Maybe it’s because I’m from the west — but I love road trips. There’s no greater feeling of freedom for me than being on an open road, driving, watching the land change and the world whip by.
Last night, we stayed in El Paso with an old friend from law school and his wife. For years, we’ve had a photo of him on one of our walls, passed out at one of our parties. He used to come and visit my husband and me, driving hundreds of miles overnight to see us, then sleeping in his car in our driveway till we woke up and he could scratch on our window and be let in.
Thirty-some years later, he’s become more respectable and decades go by without his scratching on our window or passing out on our couch. His wife told the story of their first pregnancy, when they worried they wouldn’t be able to conceive. All of a sudden, HE developed morning sickness and became convinced they were expecting a child — which, it turns out, they were. You’ve got to love a guy that sensitive — even though I would have demanded he cut out the Couvade syndrome business when it was time to go into the delivery room (Couvade is when the guy develops all the symptoms of pregnancy; I know that because my first book, which is tragically out of print, was a humor book on pregnancy).
We left El Paso and drove through the panhandle of New Mexico, then into Arizona. My parents once lived in Tucson and my husband went to school there, so it holds great and fond memories for me. Now, we’re in Phoenix, staying with my Uncle Bob and Aunt Janet. Bob is the relative who had his photo taken with Satan or, as he’s known in this country, Dick Cheney. But after soul-searching and agonizing, he ended up voting for Obama. I knew he was somewhat inclined toward that, but never thought he’d go through with it. He’d just lived in Oklahoma for too many years, for one thing.

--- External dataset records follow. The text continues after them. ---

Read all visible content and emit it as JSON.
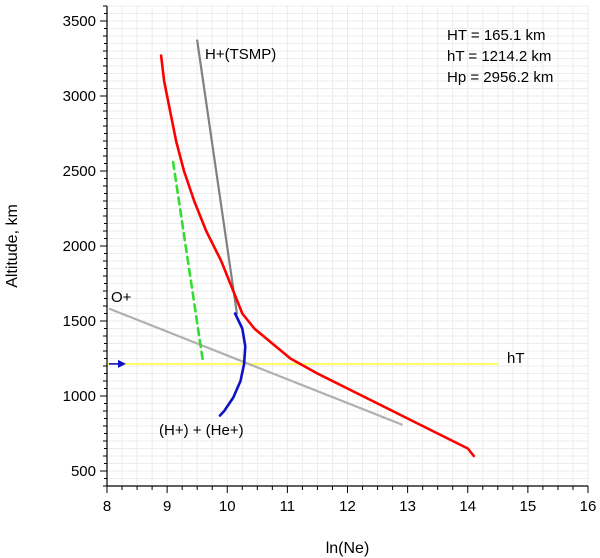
{
  "chart_data": {
    "type": "line",
    "xlabel": "ln(Ne)",
    "ylabel": "Altitude, km",
    "xlim": [
      8,
      16
    ],
    "ylim": [
      400,
      3600
    ],
    "x_ticks": [
      8,
      9,
      10,
      11,
      12,
      13,
      14,
      15,
      16
    ],
    "y_ticks": [
      500,
      1000,
      1500,
      2000,
      2500,
      3000,
      3500
    ],
    "grid": true,
    "info_lines": [
      "HT = 165.1 km",
      "hT = 1214.2 km",
      "Hp = 2956.2 km"
    ],
    "colors": {
      "ne_profile": "#ff0000",
      "h_tsmp": "#808080",
      "o_plus": "#b0b0b0",
      "h_he": "#1010c8",
      "dashed": "#33dd33",
      "hT_line": "#ffff44",
      "arrow": "#1010c8"
    },
    "series": [
      {
        "key": "ne_profile",
        "points": [
          [
            8.9,
            3270
          ],
          [
            8.95,
            3100
          ],
          [
            9.05,
            2900
          ],
          [
            9.15,
            2700
          ],
          [
            9.28,
            2500
          ],
          [
            9.45,
            2300
          ],
          [
            9.65,
            2100
          ],
          [
            9.9,
            1900
          ],
          [
            10.1,
            1700
          ],
          [
            10.25,
            1550
          ],
          [
            10.45,
            1450
          ],
          [
            10.75,
            1350
          ],
          [
            11.05,
            1250
          ],
          [
            11.5,
            1150
          ],
          [
            12.0,
            1050
          ],
          [
            12.5,
            950
          ],
          [
            13.0,
            850
          ],
          [
            13.5,
            750
          ],
          [
            14.0,
            650
          ],
          [
            14.1,
            600
          ]
        ]
      },
      {
        "key": "h_tsmp",
        "label": "H+(TSMP)",
        "points": [
          [
            9.5,
            3370
          ],
          [
            10.16,
            1550
          ]
        ]
      },
      {
        "key": "o_plus",
        "label": "O+",
        "points": [
          [
            8.05,
            1580
          ],
          [
            12.9,
            810
          ]
        ]
      },
      {
        "key": "h_he",
        "label": "(H+) + (He+)",
        "points": [
          [
            10.13,
            1550
          ],
          [
            10.25,
            1450
          ],
          [
            10.3,
            1330
          ],
          [
            10.28,
            1214
          ],
          [
            10.22,
            1100
          ],
          [
            10.1,
            990
          ],
          [
            9.95,
            900
          ],
          [
            9.88,
            870
          ]
        ]
      },
      {
        "key": "dashed",
        "points": [
          [
            9.1,
            2560
          ],
          [
            9.6,
            1220
          ]
        ]
      },
      {
        "key": "hT_line",
        "label": "hT",
        "points": [
          [
            8.0,
            1214
          ],
          [
            14.5,
            1214
          ]
        ]
      }
    ]
  }
}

“Do your kids know who you voted for?” I asked him, speaking about his two adult daughters.
“No,” he said, looking a little sly and sneaky.
Holy shit. My uncle — who once paid my sister and me a nickel to scratch his back — is in the closet. I love having the power to blackmail him. Well, forget it. I’m pulling him out of the closet and planting a big wet one on his cheek. He’s renounced Satan and gone toward the light. Welcome to the 21st century, Uncle Bob. It’s wonderful you voted for a winner.